The Henry Halloran Trust is pleased to announce the recipients of the 2022 research grants.
This year, the Trust launched two new grant programs: the Post Doctorate Research Translation Scheme and the Research Seminar and Publication Scheme. Together with long-running Henry Halloran Trust research grants, these programs will continue to inform innovative and sustainable urban and regional planning priorities.
“Our recently awarded grants build on our commitment to high impact multi-disciplinary research and engagement. These projects address key challenges facing our urban and regional communities – from the health impacts of climate change to urban greening strategies and housing affordability,” Professor Nicole Gurran, the Trust’s director, said.
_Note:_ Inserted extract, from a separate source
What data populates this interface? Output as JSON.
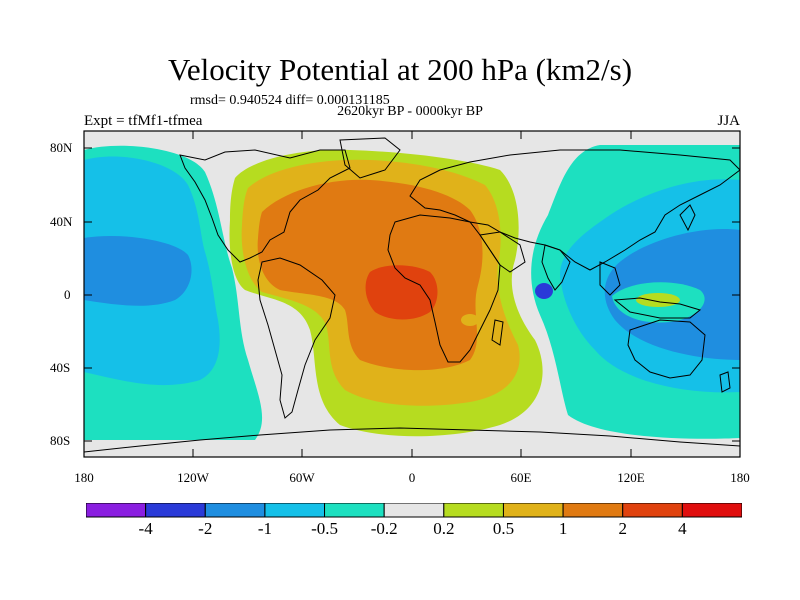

The successful grant recipients are:
Practitioner in Residence program: Lucy Fokkema works in health infrastructure at NSW Health. Her project, exploring the role of affordable rental housing in successful health precincts, will examine the benefits and impacts of delivering affordable rental housing proximal to employment in health and innovation sectors. Her program will build on the Trust’s “socially just cities” research priority.
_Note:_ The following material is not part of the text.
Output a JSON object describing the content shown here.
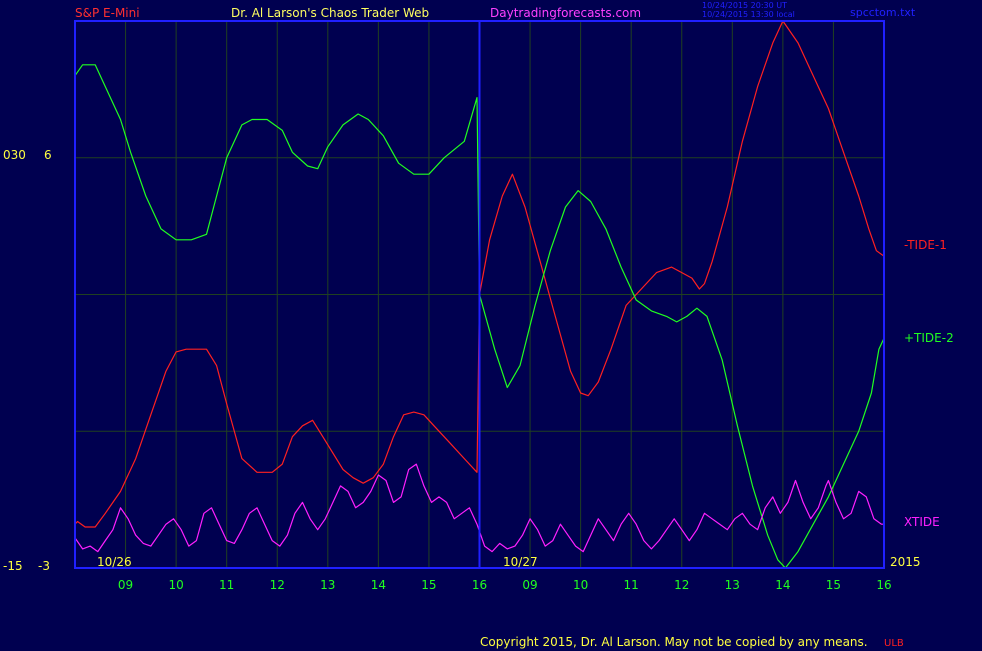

Post Doctorate Research Translation Scheme: Dr Ang Li was awarded her doctorate in economics from the University of Sydney and is now based at the University of Melbourne. Her research will generate a community-based social vulnerability index to health impacts of climate change and extreme weather.
Post Doctorate Research Translation Scheme: Dr Niranjika Wijesooriya-Gunarathne will develop a ‘Biophilic Living Cities Guide’ that expands on her recently completed PhD on the need for greening cities to mitigate climate change by integrating principles of biophilic design (the practice of connecting people and nature within built environments and communities).
Research Seminar and Publication Scheme: Dr Dallas Rogers is an Associate Professor with the University of Sydney’s School of Architecture, Design and Planning. Dallas will lead a multi-disciplinary team exploring the way various political and social constructs inform housing values.